İşçinin Mobbing Durumunda İlk Yapması Gerekenler

Mobbing eylemleri 4857 sayılı İş Kanunu çerçevesinde değerlendirilmektedir. 6098 sayılı Borçlar Kanunu da konu hakkında işçinin korunması bakımından buna dair bazı genel niteliklikte düzenlemeler içermektedir.

          Mobbing eylemlerini tespite imkan veren ve eylemleri kayıt altına almayı sağlayan görüntü kayıtları, ses kayıtları ve yine tutanak ile tespitler işçi bakımından önemli bir delildir. Ancak işveren kaynaklı veya onun bilgisi dahilinde yapılan bir mobbing varsa bu durumda işçinin delil elde etmesi de zorlaşmaktadır.

          Mobbing ilk andan itibaren düzenli bir şekilde yer ve zaman bilgisi ile kayda geçirilmeli ve nelerin Mobbing olduğu kayda girilmelidir.

          Bu kapsamda 6098 sayılı Kanun’un “işçinin kimliğinin korunması” başlıklı 417 nci maddesi hükmü şöyledir:

MADDE 417- İşveren, hizmet ilişkisinde işçinin kişiliğini korumak ve saygı göstermek ve işyerinde dürüstlük ilkelerine uygun bir düzeni sağlamakla, özellikle işçilerin psikolojik ve cinsel tacize uğramamaları ve bu tür tacizlere uğramış olanların daha fazla zarar görmemeleri için gerekli önlemleri almakla yükümlüdür.

İşveren, işyerinde iş sağlığı ve güvenliğinin sağlanması için gerekli her türlü önlemi almak, araç ve gereçleri noksansız bulundurmak; işçiler de iş sağlığı ve güvenliği konusunda alınan her türlü önleme uymakla yükümlüdür.

İşverenin yukarıdaki hükümler dâhil, kanuna ve sözleşmeye aykırı davranışı nedeniyle işçinin ölümü, vücut bütünlüğünün zedelenmesi veya kişilik haklarının ihlaline bağlı zararların tazmini, sözleşmeye aykırılıktan doğan sorumluluk hükümlerine tabidir.”
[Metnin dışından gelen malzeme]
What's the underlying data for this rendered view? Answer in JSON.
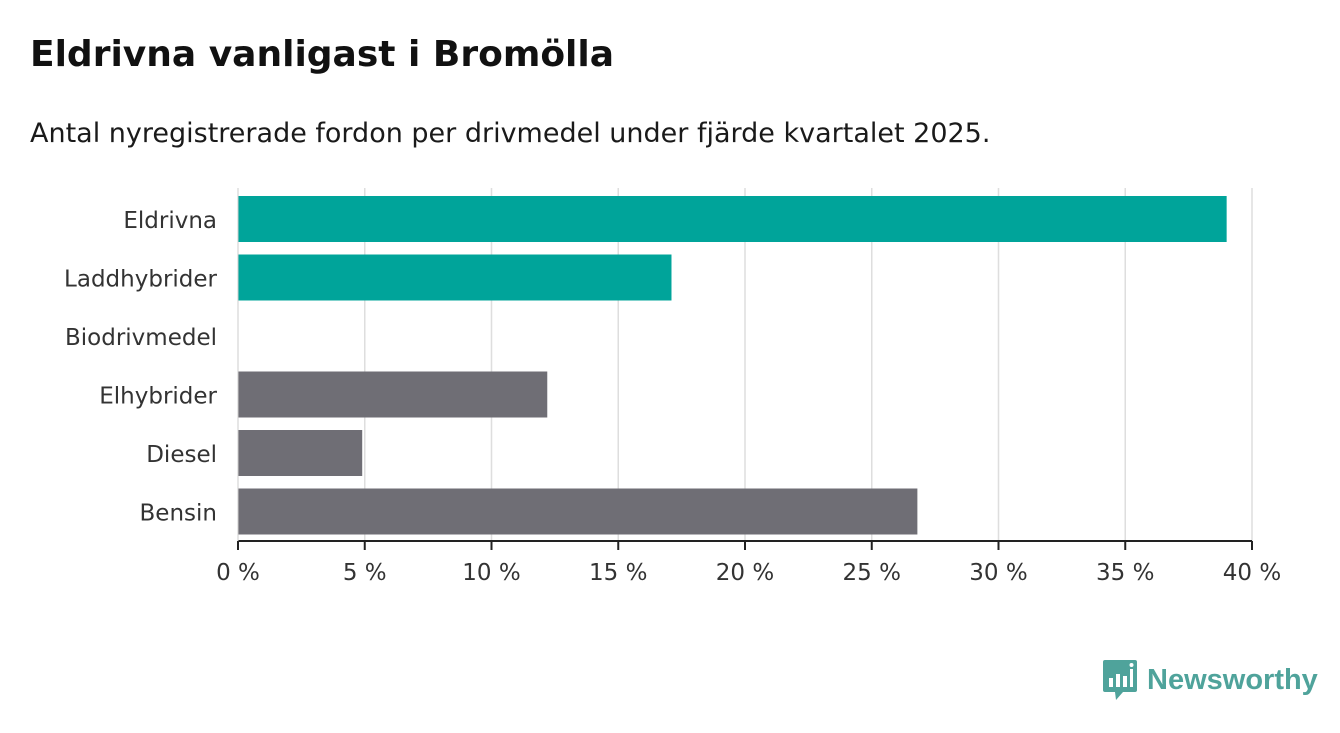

          Bu bakımdan işçinin ya da mobbinge uğrayan kişinin dava açma hakkı bulunmaktadır. Bu dava, kişilik haklarına yapılan saldırının önlenmesi, durdurulması ve sonrasında bu saldırıyı yapandan ya da işyerinden tazminat talep edilmesi kapsamında olacaktır.

          Yetkili olan mahkemeler İş Mahkemeleridir.
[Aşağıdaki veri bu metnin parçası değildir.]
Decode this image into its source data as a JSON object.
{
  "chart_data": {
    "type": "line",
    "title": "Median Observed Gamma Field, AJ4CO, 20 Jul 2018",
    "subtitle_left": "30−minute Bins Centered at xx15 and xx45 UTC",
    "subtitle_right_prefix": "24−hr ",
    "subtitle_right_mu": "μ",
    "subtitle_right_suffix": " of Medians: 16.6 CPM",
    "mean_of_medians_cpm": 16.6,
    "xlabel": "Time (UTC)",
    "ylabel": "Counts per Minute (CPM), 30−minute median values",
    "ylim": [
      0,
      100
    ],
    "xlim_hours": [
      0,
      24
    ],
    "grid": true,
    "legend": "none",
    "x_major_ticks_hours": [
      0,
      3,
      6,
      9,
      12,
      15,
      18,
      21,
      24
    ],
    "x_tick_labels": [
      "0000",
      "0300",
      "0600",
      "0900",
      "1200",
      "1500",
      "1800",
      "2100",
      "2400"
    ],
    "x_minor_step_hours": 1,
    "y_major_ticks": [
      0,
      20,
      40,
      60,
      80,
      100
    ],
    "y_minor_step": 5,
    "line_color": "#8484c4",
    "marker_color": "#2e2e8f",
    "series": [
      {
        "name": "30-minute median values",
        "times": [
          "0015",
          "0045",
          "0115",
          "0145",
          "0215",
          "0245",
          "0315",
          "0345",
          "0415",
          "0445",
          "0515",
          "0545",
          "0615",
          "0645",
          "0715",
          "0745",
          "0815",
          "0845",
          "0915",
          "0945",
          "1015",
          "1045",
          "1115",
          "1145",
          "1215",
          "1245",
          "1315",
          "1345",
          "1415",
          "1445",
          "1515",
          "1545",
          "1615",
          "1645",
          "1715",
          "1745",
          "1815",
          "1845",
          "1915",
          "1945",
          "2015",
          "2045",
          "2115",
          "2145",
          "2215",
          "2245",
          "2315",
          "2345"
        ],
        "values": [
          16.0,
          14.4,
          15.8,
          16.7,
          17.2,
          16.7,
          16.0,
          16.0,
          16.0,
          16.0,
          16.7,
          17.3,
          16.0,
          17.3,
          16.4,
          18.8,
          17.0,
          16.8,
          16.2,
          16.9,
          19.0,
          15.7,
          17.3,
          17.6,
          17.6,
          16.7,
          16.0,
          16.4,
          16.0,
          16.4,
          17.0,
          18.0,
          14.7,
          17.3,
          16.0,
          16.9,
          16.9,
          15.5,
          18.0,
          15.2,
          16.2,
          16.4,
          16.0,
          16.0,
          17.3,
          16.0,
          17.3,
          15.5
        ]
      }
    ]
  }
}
          Yargıtay’ın bu konuda aldığı kararlar bulunmaktadır.

          Mobbing, mobinge uğrayan bakımından da İş Sözleşmesinin, HAKLI FESİH sebebi olarak kabul edilmektedir.

          Ayrıca kişiye gördüğü zarar sebebiyle maddi ve manevi tazminat ödenmesi de söz konusu olabilmektedir.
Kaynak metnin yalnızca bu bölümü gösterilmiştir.